He said that instead of owning up to their mistakes, paying reparations to the Filipino people, and ensuring justice for victims of heinous crimes committed by their own personnel, the American authorities repeatedly resorted to the VFA to evade accountability.
Calls for the scrapping of the VFA followed the killing of Jeffrey "Jennifer" Laude, a Filipino transgender, allegedly by Pfc. Joseph Scott Pemberton of the US Marine Corps in a motel in Olongapo City, some 130 km north of Manila, on the night of Oct. 11.
The l9-year-old Pemberton appeared Friday before an Olongapo City trial court where he underwent the mandatory fingerprinting and had his mug shots taken.
Pemberton's lawyers had sought to downgrade the murder charge against him to homicide. Under Philippine laws, homicide is punishable with a maximum prison term of 20 years, compared to 40 years for murder.
After his appearance in the Olongapo City court, Pemberton was whisked back to his air-conditioned detention facility within the Armed Forces of the Philippines headquarters in Camp Aguinaldo in suburban Quezon City. The premises of his detention cell are being guarded by US military personnel.
Philippine officials have called for the transfer of Pemberton to a regular prison facility just like other individuals charged with murder.
Justice Secretary Leila de Lima said that the Philippine government would continue to fight for custody of Pemberton and that he should be detained in a regular prison facility.
But on Wednesday, the US embassy in Manila told the Department of Foreign Affairs (DFA) that the United States was retaining custody of Pemberton as provided for in the VFA.
"We are doing it for certain reasons, for certain legal reasons that we have with US servicemen involved and we have the VFA that allows us to do it," US Ambassador Philip Goldberg said in an interview with a local TV network.
The DFA supported the US position, saying that it was within the right of the United States to retain custody of Pemberton while the murder case filed against him is still being tried by the court.

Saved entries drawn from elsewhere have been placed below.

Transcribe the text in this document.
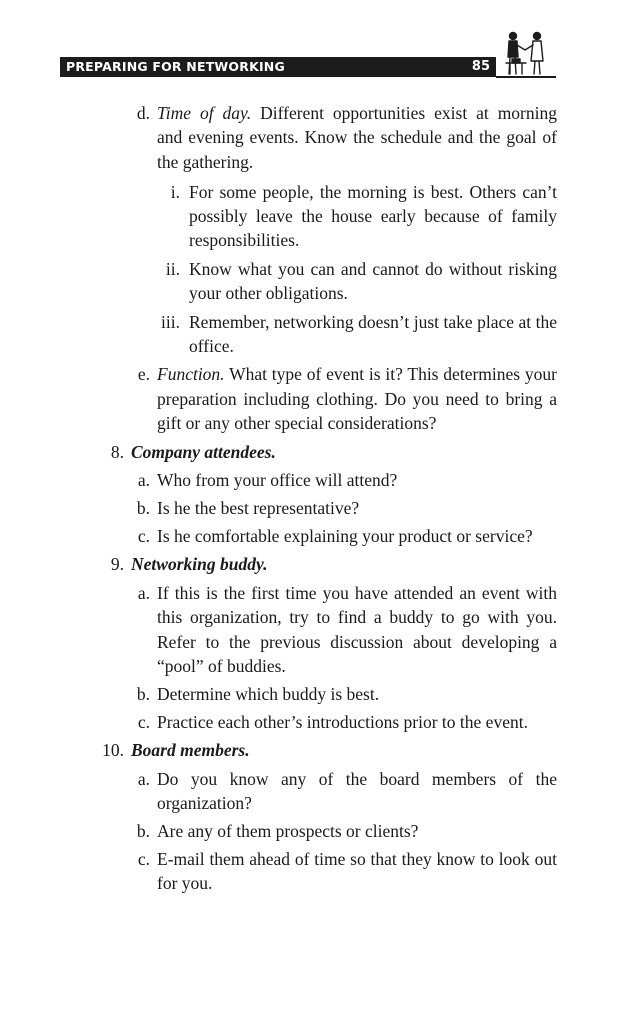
PREPARING FOR NETWORKING	85
d. Time of day. Different opportunities exist at morning
and evening events. Know the schedule and the goal of
the gathering.
i. For some people, the morning is best. Others can’t
possibly leave the house early because of family
responsibilities.
ii. Know what you can and cannot do without risking
your other obligations.
iii. Remember, networking doesn’t just take place at the
office.
e. Function. What type of event is it? This determines your
preparation including clothing. Do you need to bring a
gift or any other special considerations?
8. Company attendees.
a. Who from your office will attend?
b. Is he the best representative?
c. Is he comfortable explaining your product or service?
9. Networking buddy.
a. If this is the first time you have attended an event with
this organization, try to find a buddy to go with you.
Refer to the previous discussion about developing a
“pool” of buddies.
b. Determine which buddy is best.
c. Practice each other’s introductions prior to the event.
10. Board members.
a. Do you know any of the board members of the
organization?
b. Are any of them prospects or clients?
c. E-mail them ahead of time so that they know to look out
for you.
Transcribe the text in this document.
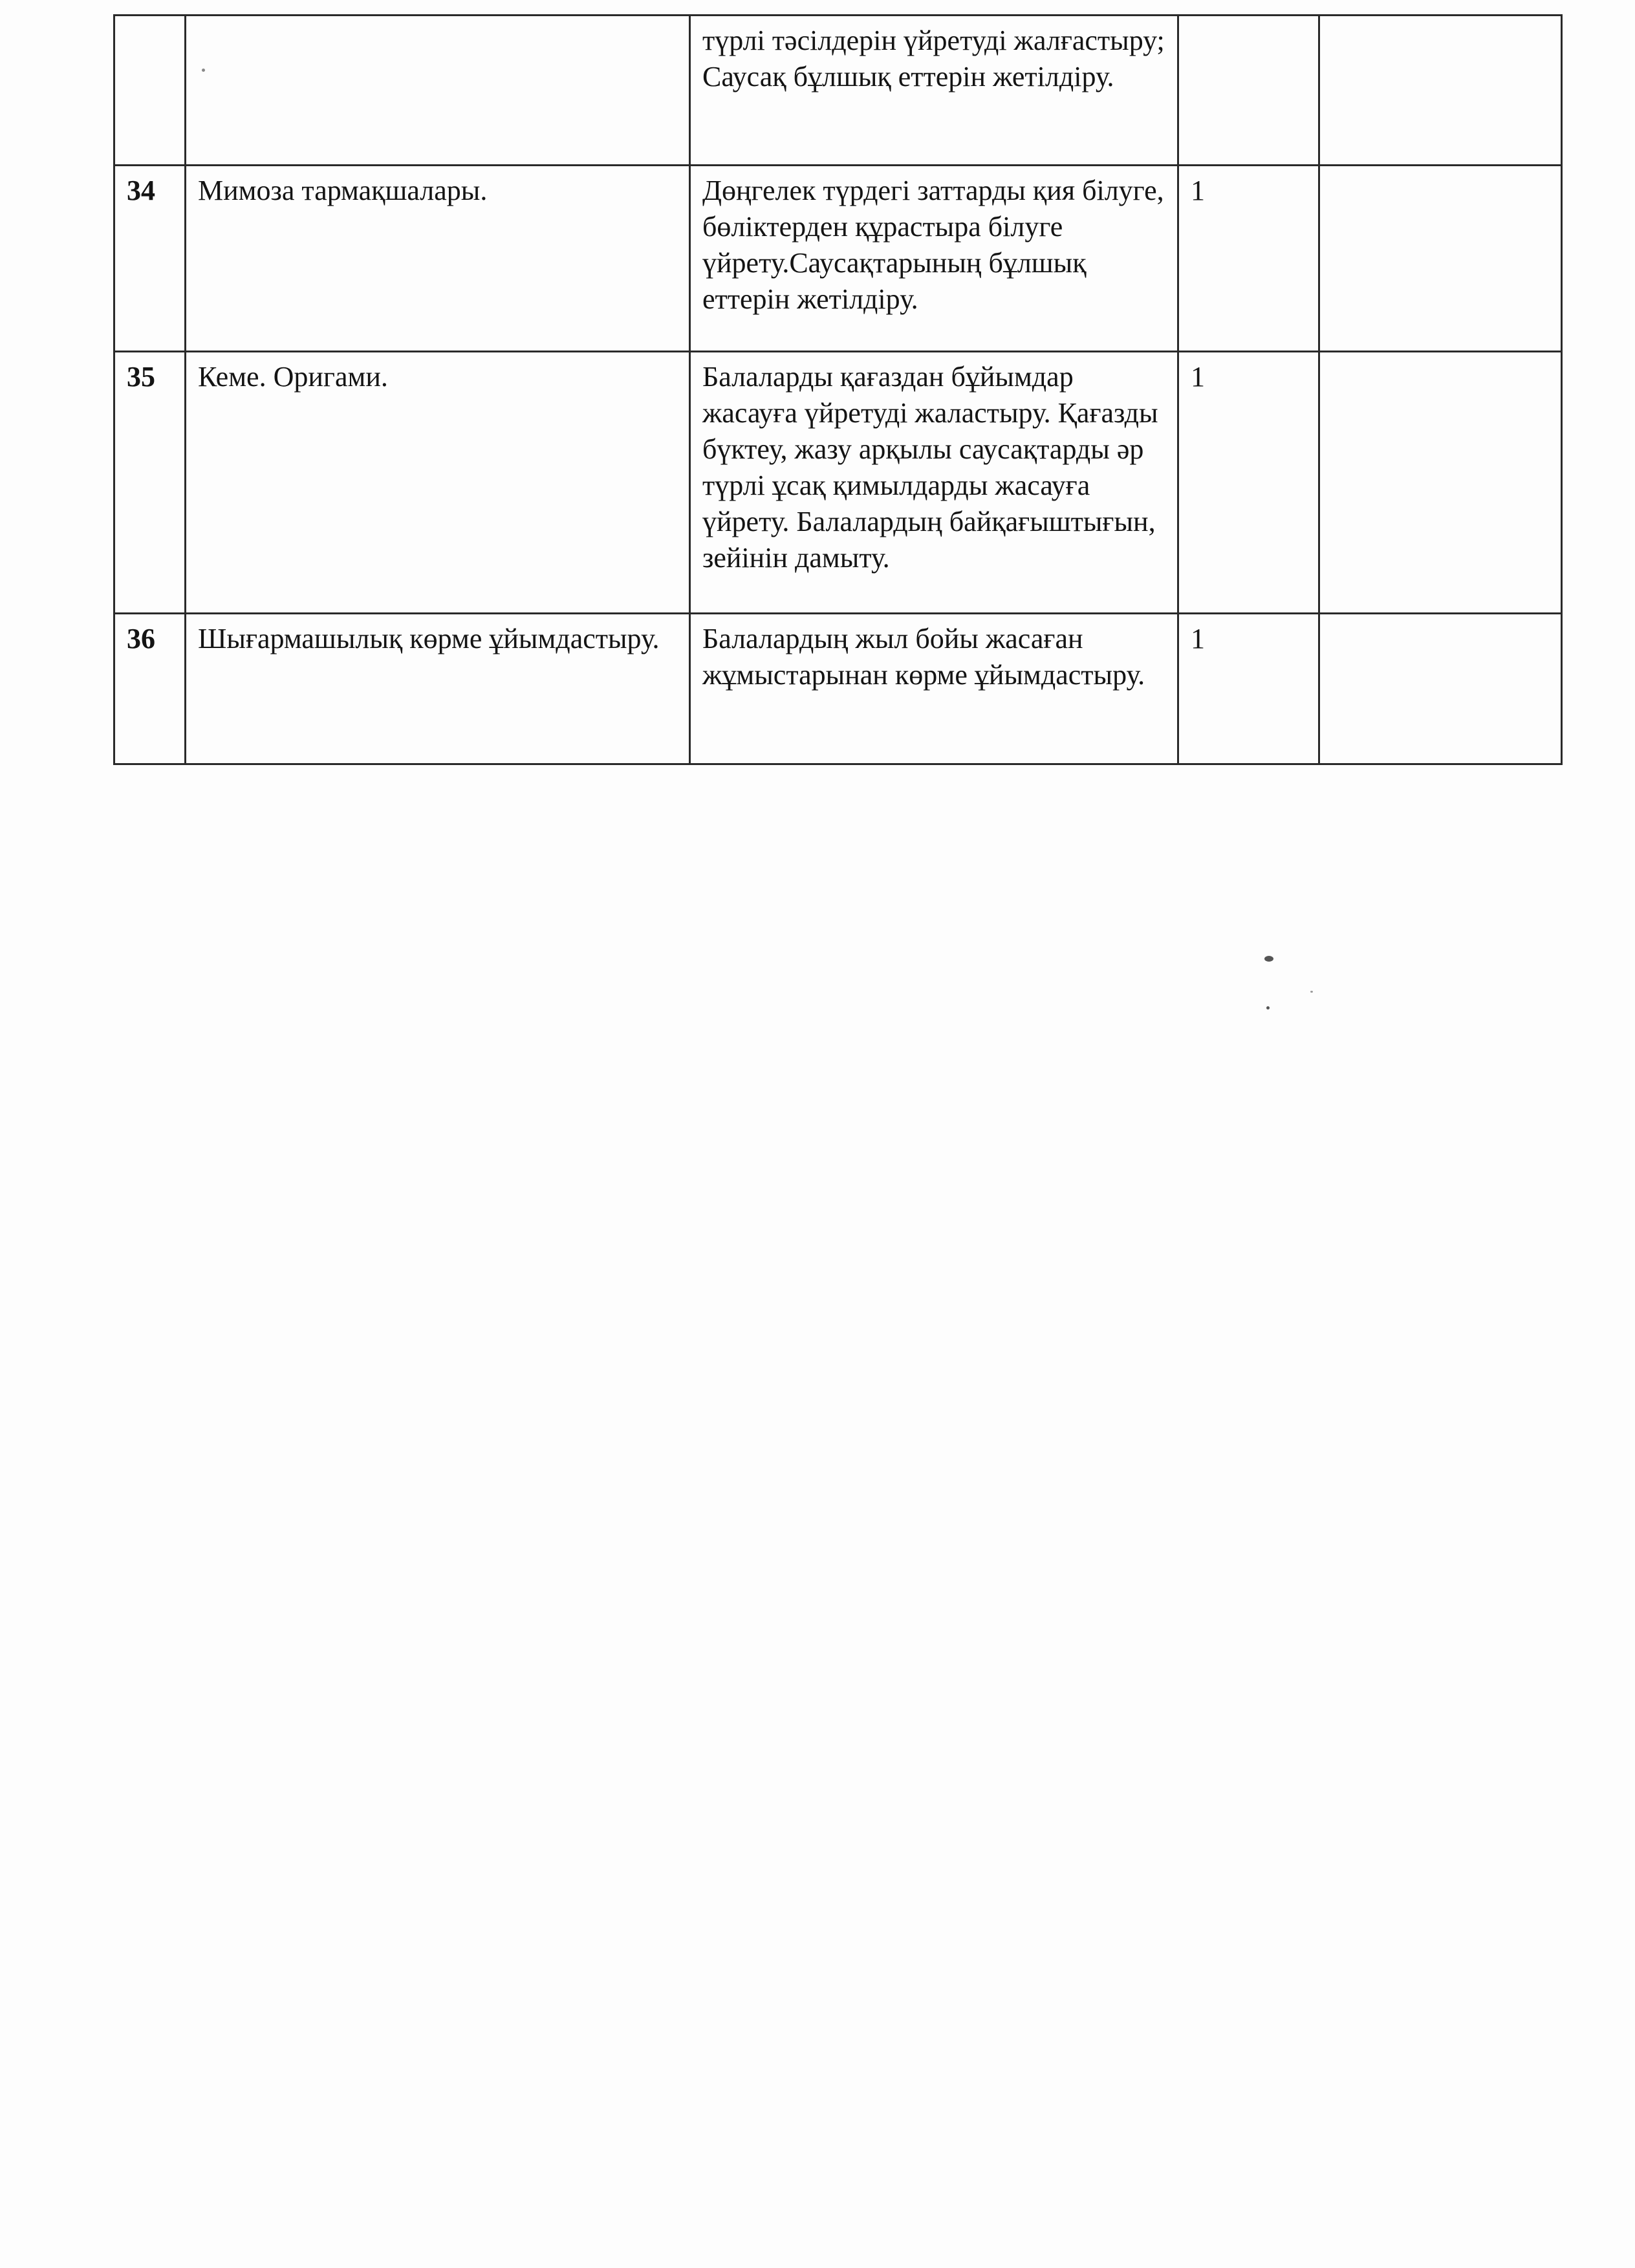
		түрлі тәсілдерін үйретуді жалғастыру; Саусақ бұлшық еттерін жетілдіру.		
34	Мимоза тармақшалары.	Дөңгелек түрдегі заттарды қия білуге, бөліктерден құрастыра білуге үйрету.Саусақтарының бұлшық еттерін жетілдіру.	1	
35	Кеме. Оригами.	Балаларды қағаздан бұйымдар жасауға үйретуді жаластыру. Қағазды бүктеу, жазу арқылы саусақтарды әр түрлі ұсақ қимылдарды жасауға үйрету. Балалардың байқағыштығын, зейінін дамыту.	1	
36	Шығармашылық көрме ұйымдастыру.	Балалардың жыл бойы жасаған жұмыстарынан көрме ұйымдастыру.	1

Under the VFA, while the Philippines has jurisdiction over criminal complaints filed against American servicemen, the United States could retain custody over the accused while there is still no final conviction.
The Communist Party of the Philippines (CPP) also renewed its call for the abrogation of the VFA. It condemned the US government and the Philippine military for rejecting calls for the government to have custody of the US serviceman.
"That the VFA has again prevented the Philippine government from exercising full jurisdiction over a criminal case involving a US serviceman demonstrates once more that it is an overwhelmingly lopsided agreement favoring the US military and is violative of Philippine sovereignty," the CPP said in a statement.
The Pemberton case is the second major test of the VFA. In 2006, US Marine Lance Cpl. Daniel Smith was charged with raping a Filipino woman also in Olongapo City.
During his trial, Smith was only briefly detained by Philippine authorities, but was later surreptitiously handed over to the US embassy where he was in custody until his case was decided by the court.
Smith was sentenced to 40 years in jail after being found guilty of rape. However, he walked free in 2009 after his accuser recanted her statement, prompting the Philippine Court of Appeals to acquit him.